Fig 4. Distribution of raw and normalized results from a precision study.

Scatterplots of exact titers (A) and categorical/ standardized titers (B) from replicate determinations in the low, medium and high titered sample groups from raw data, data normalized using model 1 and data normalized using model 2. Bars represent global mean and standard deviation. Exact titer = titer calculated according to a four-parameter logistic regression curve fit from non-normalized (raw data) or normalized OD-values; Categorical titer = the highest serum dilution positive for neutralization activity determined from non-normalized OD-values (raw data); Standardized titer = the closest standard dilution factor on a log₂ scale starting from a 1:10 dilution calculated from normalized OD-values. Virus: early pandemic strain (lineage B.1). For all precision study experiments, ELISA primary antibody: rabbit mAb 40143-R019.

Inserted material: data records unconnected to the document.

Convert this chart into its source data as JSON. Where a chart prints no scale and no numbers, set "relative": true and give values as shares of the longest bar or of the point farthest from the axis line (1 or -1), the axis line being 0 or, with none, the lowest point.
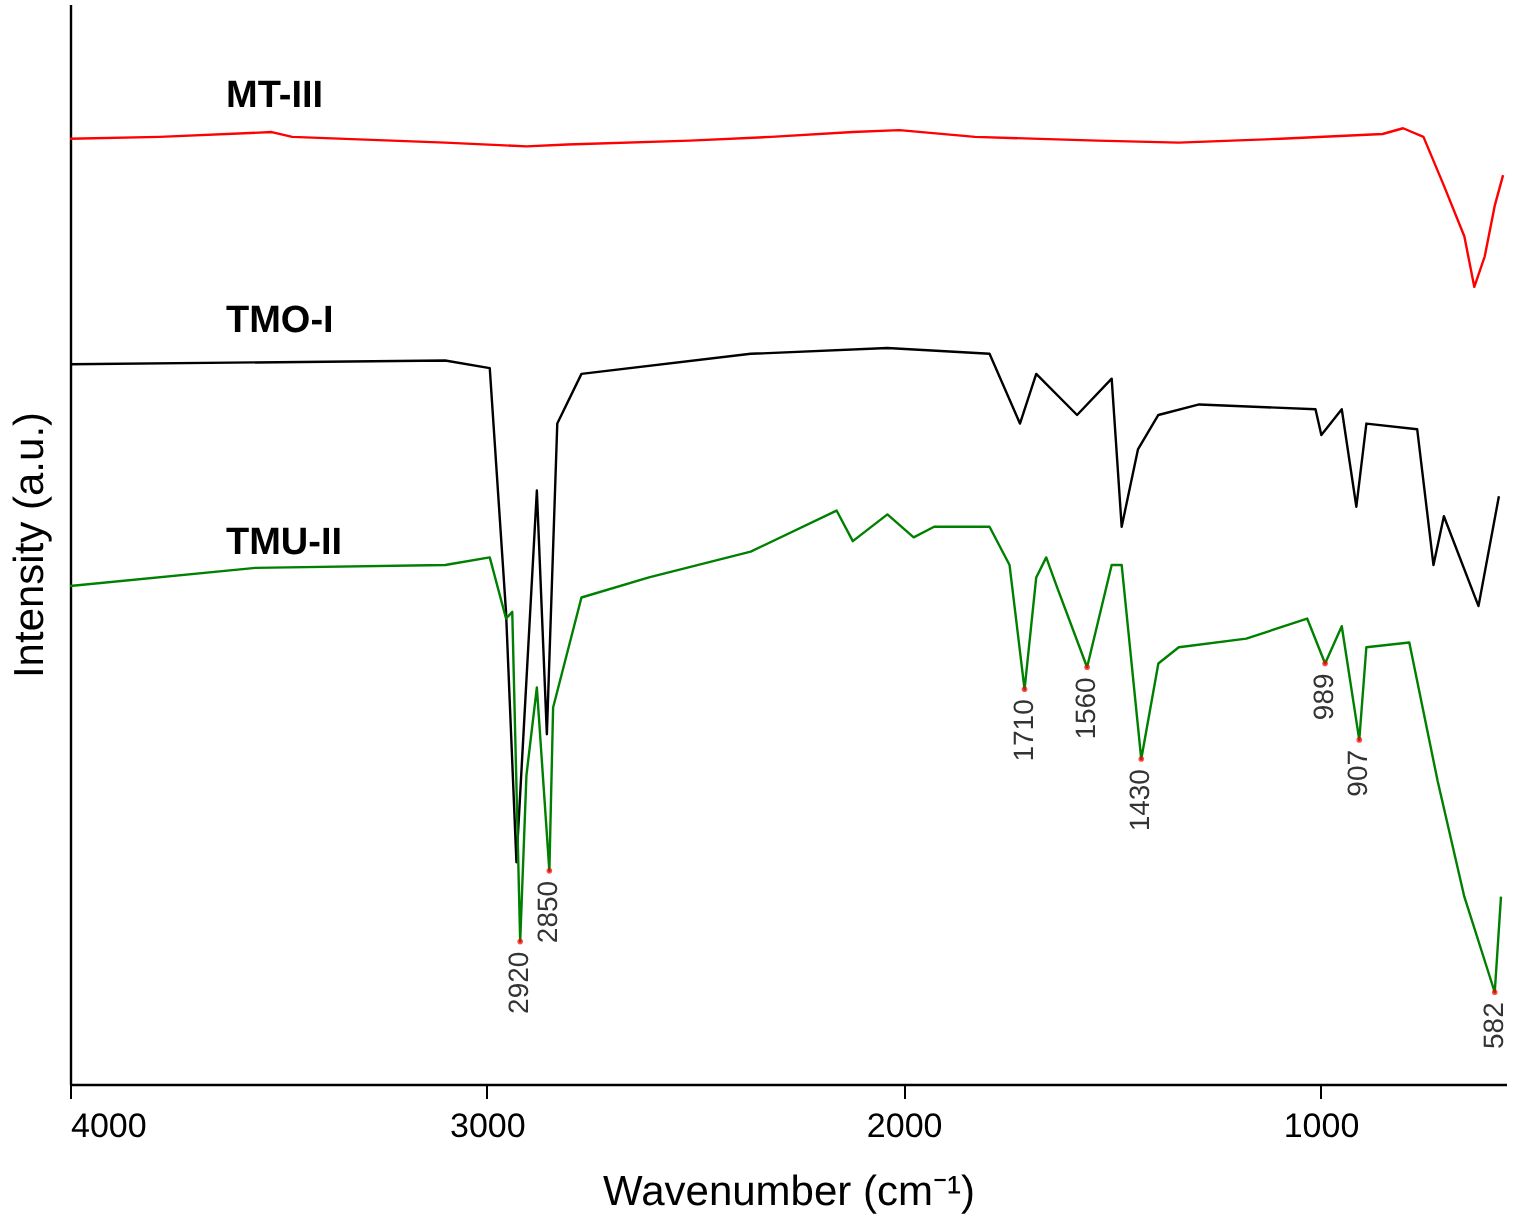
{
  "chart_data": {
    "type": "line",
    "relative": true,
    "xlabel": "Wavenumber (cm⁻¹)",
    "ylabel": "Intensity (a.u.)",
    "xlim": [
      4000,
      555
    ],
    "xticks": [
      4000,
      3000,
      2000,
      1000
    ],
    "legend": false,
    "grid": false,
    "marker": "none",
    "line_style": "solid",
    "series": [
      {
        "name": "MT-III",
        "color": "#ff0000",
        "x": [
          4000,
          3785,
          3516,
          3467,
          3100,
          2905,
          2807,
          2513,
          2318,
          2122,
          2010,
          1829,
          1535,
          1340,
          1095,
          851,
          802,
          753,
          704,
          655,
          631,
          606,
          582,
          562
        ],
        "values": [
          0.989,
          0.991,
          0.996,
          0.991,
          0.985,
          0.981,
          0.983,
          0.987,
          0.991,
          0.996,
          0.998,
          0.991,
          0.987,
          0.985,
          0.989,
          0.994,
          1.0,
          0.991,
          0.94,
          0.887,
          0.834,
          0.866,
          0.919,
          0.951
        ]
      },
      {
        "name": "TMO-I",
        "color": "#000000",
        "x": [
          4000,
          3100,
          2993,
          2954,
          2929,
          2880,
          2856,
          2831,
          2773,
          2367,
          2039,
          1794,
          1721,
          1682,
          1584,
          1501,
          1477,
          1438,
          1389,
          1291,
          1012,
          998,
          949,
          914,
          890,
          768,
          729,
          704,
          621,
          572
        ],
        "values": [
          0.753,
          0.757,
          0.749,
          0.494,
          0.232,
          0.621,
          0.366,
          0.691,
          0.743,
          0.764,
          0.77,
          0.764,
          0.691,
          0.743,
          0.7,
          0.738,
          0.583,
          0.664,
          0.7,
          0.711,
          0.706,
          0.679,
          0.706,
          0.604,
          0.691,
          0.685,
          0.543,
          0.594,
          0.5,
          0.615
        ]
      },
      {
        "name": "TMU-II",
        "color": "#008000",
        "x": [
          4000,
          3555,
          3100,
          2993,
          2954,
          2939,
          2920,
          2905,
          2880,
          2850,
          2841,
          2773,
          2611,
          2367,
          2161,
          2122,
          2039,
          1976,
          1927,
          1794,
          1746,
          1710,
          1682,
          1658,
          1633,
          1560,
          1501,
          1477,
          1430,
          1389,
          1340,
          1178,
          1032,
          989,
          949,
          907,
          890,
          787,
          719,
          655,
          582,
          567
        ],
        "values": [
          0.521,
          0.54,
          0.543,
          0.551,
          0.487,
          0.494,
          0.149,
          0.323,
          0.415,
          0.223,
          0.394,
          0.509,
          0.53,
          0.557,
          0.6,
          0.568,
          0.596,
          0.572,
          0.583,
          0.583,
          0.543,
          0.413,
          0.53,
          0.551,
          0.521,
          0.436,
          0.543,
          0.543,
          0.34,
          0.44,
          0.457,
          0.466,
          0.487,
          0.44,
          0.479,
          0.36,
          0.457,
          0.462,
          0.317,
          0.196,
          0.096,
          0.196
        ]
      }
    ],
    "annotations": [
      {
        "text": "2920",
        "x": 2920,
        "y": 0.149
      },
      {
        "text": "2850",
        "x": 2850,
        "y": 0.223
      },
      {
        "text": "1710",
        "x": 1710,
        "y": 0.413
      },
      {
        "text": "1560",
        "x": 1560,
        "y": 0.436
      },
      {
        "text": "1430",
        "x": 1430,
        "y": 0.34
      },
      {
        "text": "989",
        "x": 989,
        "y": 0.44
      },
      {
        "text": "907",
        "x": 907,
        "y": 0.36
      },
      {
        "text": "582",
        "x": 582,
        "y": 0.096
      }
    ]
  }
}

Fig 5. Sample matrix influence on specificity.

(A) Neutralization activity on 8 negative pre-pandemic serum samples, and (B) 8 negative EDTA plasma samples run in duplicates and run undiluted, 1:2.5, 1:5 and 1:10. (C) Neutralization activity on serum, EDTA or sodium heparin (NaHep) samples collected from two donors on the same day tested in duplicate and run undiluted, 1:2.5, 1:5 and 1:10. Virus: early pandemic strain (lineage B.1). Error bars represent standard deviations of duplicate determinations. ELISA primary antibody: rabbit mAb 40143-R019.

Fig 6. Operator-derived variation.

Two operators tested the same clinical samples. Correlation and agreement between neutralization titers measured were assessed. ELISA primary antibody: rabbit mAb 40143-R019.

Fig 7. Agreement and data distribution of neutralizing antibody and total antibody results.

Qualitative result comparison between SARS-CoV-2 virus neutralization qualitative results and Wantai Total Antibody ELISA kit results for the cohort of PCR confirmed positive convalescent plasma samples, SARS-CoV-2 vaccinated individuals and pre-pandemic samples (A). Distribution of 50% neutralization titers from the neutralization assay and sample over cut off (S/CO) from the Wantai ELISA from convalescent plasma (B) and SARS-CoV-2 vaccinated individuals (C). Bars represent mean, dotted lines represent assay cut off. ELISA primary antibody: (B) rabbit mAb 40143-R019; (C) mouse mAb BSM-41414M.

Fig 8. Virus neutralization of SARS-CoV-2 variants of concern.

Virus neutralization titers for SARS-CoV-2 convalescent sera against four SARS-CoV-2 variants of concern–Alpha (B.1.1.7), Beta (B.1.351), Gamma (P.1) and Delta (B.1.617.2)–relative to an early pandemic strain (D614G). The comparison between strain variants was done on the same day using a single dilution for each serum sample. ELISA primary antibody: mouse mAb BSM-41414M.